Gordon has a problem with the Forbes and Ames assertion that money is merely a measure meant to facilitate exchange. Notable here is that the authors are simply stating what’s obvious, something that surely predates even Adam Smith (“the sole use of money is to circulate consumable goods”), that money isn’t wealth. It’s what we use to exchange actual wealth.
So what is this so-called evidence that Mises disagreed with Gordon's point on money as a measure of value.. Tamny says:
 As Mises wrote in Human Action, “One must disregard the intermediary role played by money in order to realize that what is ultimately exchanged is always economic goods of the first order against other such goods. Money is nothing but a medium of personal exchange (my emphasis).” In short, Mises saw money just as Forbes and Ames do, as a measure that fosters the exchange of actual economic goods.
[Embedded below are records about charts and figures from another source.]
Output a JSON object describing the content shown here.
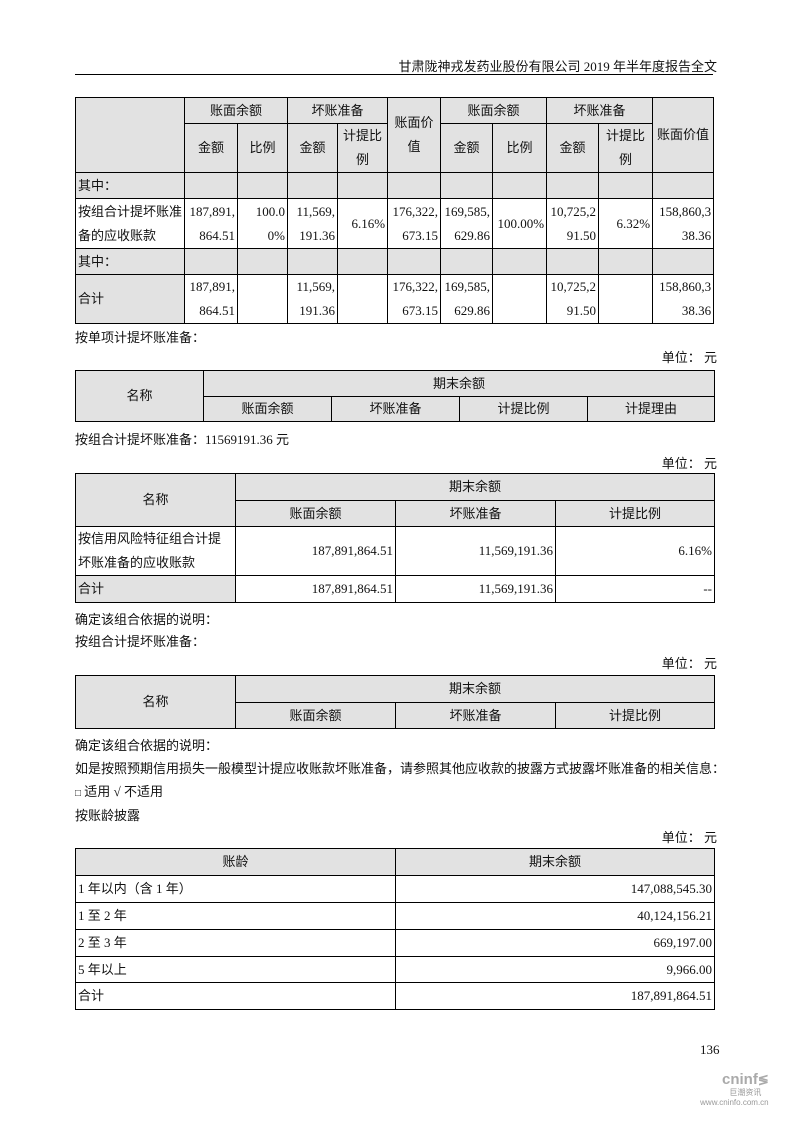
{
  "header": "甘肃陇神戎发药业股份有限公司 2019 年半年度报告全文",
  "table1": {
    "group_headers": [
      "账面余额",
      "坏账准备",
      "账面价值",
      "账面余额",
      "坏账准备",
      "账面价值"
    ],
    "sub_headers": [
      "金额",
      "比例",
      "金额",
      "计提比例",
      "金额",
      "比例",
      "金额",
      "计提比例"
    ],
    "rows": [
      {
        "label": "其中：",
        "cells": [
          "",
          "",
          "",
          "",
          "",
          "",
          "",
          "",
          "",
          ""
        ]
      },
      {
        "label": "按组合计提坏账准备的应收账款",
        "cells": [
          "187,891,864.51",
          "100.00%",
          "11,569,191.36",
          "6.16%",
          "176,322,673.15",
          "169,585,629.86",
          "100.00%",
          "10,725,291.50",
          "6.32%",
          "158,860,338.36"
        ]
      },
      {
        "label": "其中：",
        "cells": [
          "",
          "",
          "",
          "",
          "",
          "",
          "",
          "",
          "",
          ""
        ]
      },
      {
        "label": "合计",
        "cells": [
          "187,891,864.51",
          "",
          "11,569,191.36",
          "",
          "176,322,673.15",
          "169,585,629.86",
          "",
          "10,725,291.50",
          "",
          "158,860,338.36"
        ]
      }
    ]
  },
  "section1": {
    "title": "按单项计提坏账准备：",
    "unit": "单位： 元",
    "name_header": "名称",
    "group_header": "期末余额",
    "columns": [
      "账面余额",
      "坏账准备",
      "计提比例",
      "计提理由"
    ]
  },
  "section2": {
    "title": "按组合计提坏账准备：11569191.36 元",
    "unit": "单位： 元",
    "name_header": "名称",
    "group_header": "期末余额",
    "columns": [
      "账面余额",
      "坏账准备",
      "计提比例"
    ],
    "rows": [
      {
        "name": "按信用风险特征组合计提坏账准备的应收账款",
        "balance": "187,891,864.51",
        "provision": "11,569,191.36",
        "ratio": "6.16%"
      },
      {
        "name": "合计",
        "balance": "187,891,864.51",
        "provision": "11,569,191.36",
        "ratio": "--"
      }
    ],
    "note": "确定该组合依据的说明："
  },
  "section3": {
    "title": "按组合计提坏账准备：",
    "unit": "单位： 元",
    "name_header": "名称",
    "group_header": "期末余额",
    "columns": [
      "账面余额",
      "坏账准备",
      "计提比例"
    ],
    "note": "确定该组合依据的说明："
  },
  "expected_loss_text": "如是按照预期信用损失一般模型计提应收账款坏账准备，请参照其他应收款的披露方式披露坏账准备的相关信息：",
  "applicability": {
    "box": "□",
    "applicable": "适用",
    "check": "√",
    "not_applicable": "不适用"
  },
  "aging": {
    "title": "按账龄披露",
    "unit": "单位： 元",
    "headers": [
      "账龄",
      "期末余额"
    ],
    "rows": [
      {
        "age": "1 年以内（含 1 年）",
        "amount": "147,088,545.30"
      },
      {
        "age": "1 至 2 年",
        "amount": "40,124,156.21"
      },
      {
        "age": "2 至 3 年",
        "amount": "669,197.00"
      },
      {
        "age": "5 年以上",
        "amount": "9,966.00"
      },
      {
        "age": "合计",
        "amount": "187,891,864.51"
      }
    ]
  },
  "page_number": "136",
  "watermark": {
    "brand": "cninf",
    "cn": "巨潮资讯",
    "url": "www.cninfo.com.cn"
  }
}
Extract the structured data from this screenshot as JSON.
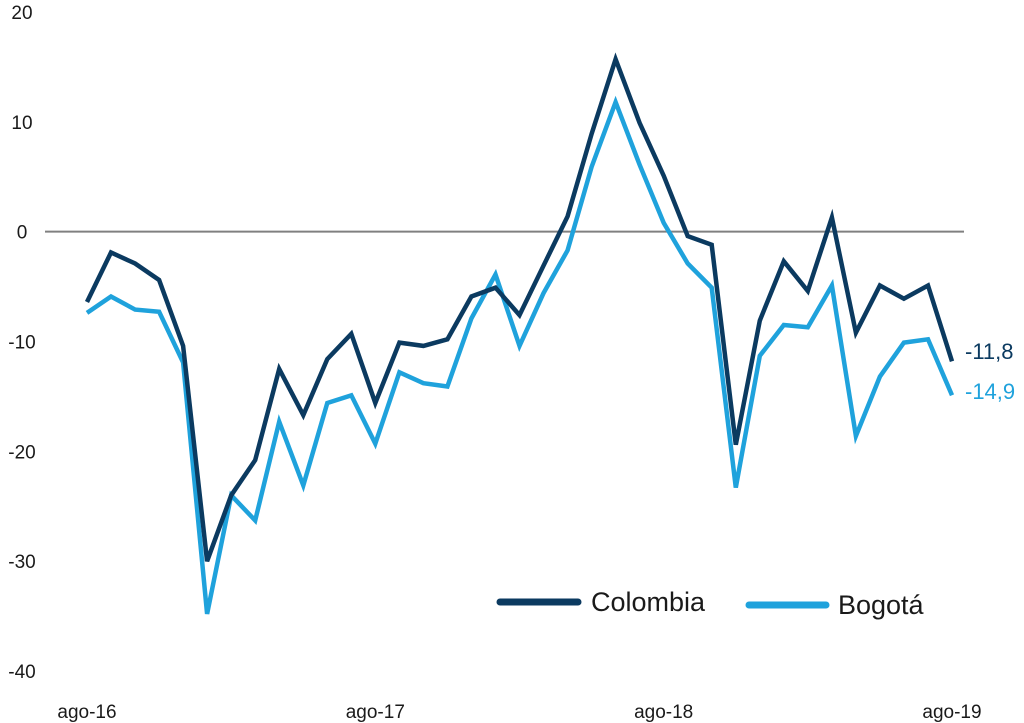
{
  "chart_data": {
    "type": "line",
    "title": "",
    "xlabel": "",
    "ylabel": "",
    "ylim": [
      -40,
      20
    ],
    "yticks": [
      "20",
      "10",
      "0",
      "-10",
      "-20",
      "-30",
      "-40"
    ],
    "xtick_labels": [
      "ago-16",
      "ago-17",
      "ago-18",
      "ago-19"
    ],
    "xtick_months": [
      0,
      12,
      24,
      36
    ],
    "zero_line_color": "#808080",
    "legend_position": "bottom-right",
    "series": [
      {
        "name": "Colombia",
        "color": "#0b3a60",
        "end_label": "-11,8",
        "values": [
          -6.4,
          -1.9,
          -2.9,
          -4.4,
          -10.4,
          -30.0,
          -24.0,
          -20.8,
          -12.5,
          -16.7,
          -11.6,
          -9.3,
          -15.6,
          -10.1,
          -10.4,
          -9.8,
          -5.9,
          -5.1,
          -7.6,
          -3.1,
          1.4,
          8.9,
          15.7,
          9.9,
          5.1,
          -0.4,
          -1.2,
          -19.4,
          -8.1,
          -2.7,
          -5.4,
          1.3,
          -9.2,
          -4.9,
          -6.1,
          -4.9,
          -11.8
        ]
      },
      {
        "name": "Bogotá",
        "color": "#1fa2dc",
        "end_label": "-14,9",
        "values": [
          -7.4,
          -5.9,
          -7.1,
          -7.3,
          -11.9,
          -34.8,
          -24.0,
          -26.3,
          -17.3,
          -23.1,
          -15.6,
          -14.9,
          -19.3,
          -12.8,
          -13.8,
          -14.1,
          -7.9,
          -3.9,
          -10.4,
          -5.6,
          -1.7,
          5.9,
          11.8,
          6.1,
          0.8,
          -2.9,
          -5.1,
          -23.3,
          -11.3,
          -8.5,
          -8.7,
          -4.9,
          -18.6,
          -13.2,
          -10.1,
          -9.8,
          -14.9
        ]
      }
    ]
  }
}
Say what? Again, Tamny either has a reading comprehension problem or is running his stuff through a minor league distortion machine. Money being a medium of personal exchange is not the same as it being a measure to facilitate exchange.

Tamny needs to do a little more reading of Mises. Here's what Mises really thinks about money as a measure. From The Theory of Money and Credit:
Although it is usual to speak of money as a measure of value and prices, the notion is entirely fallacious.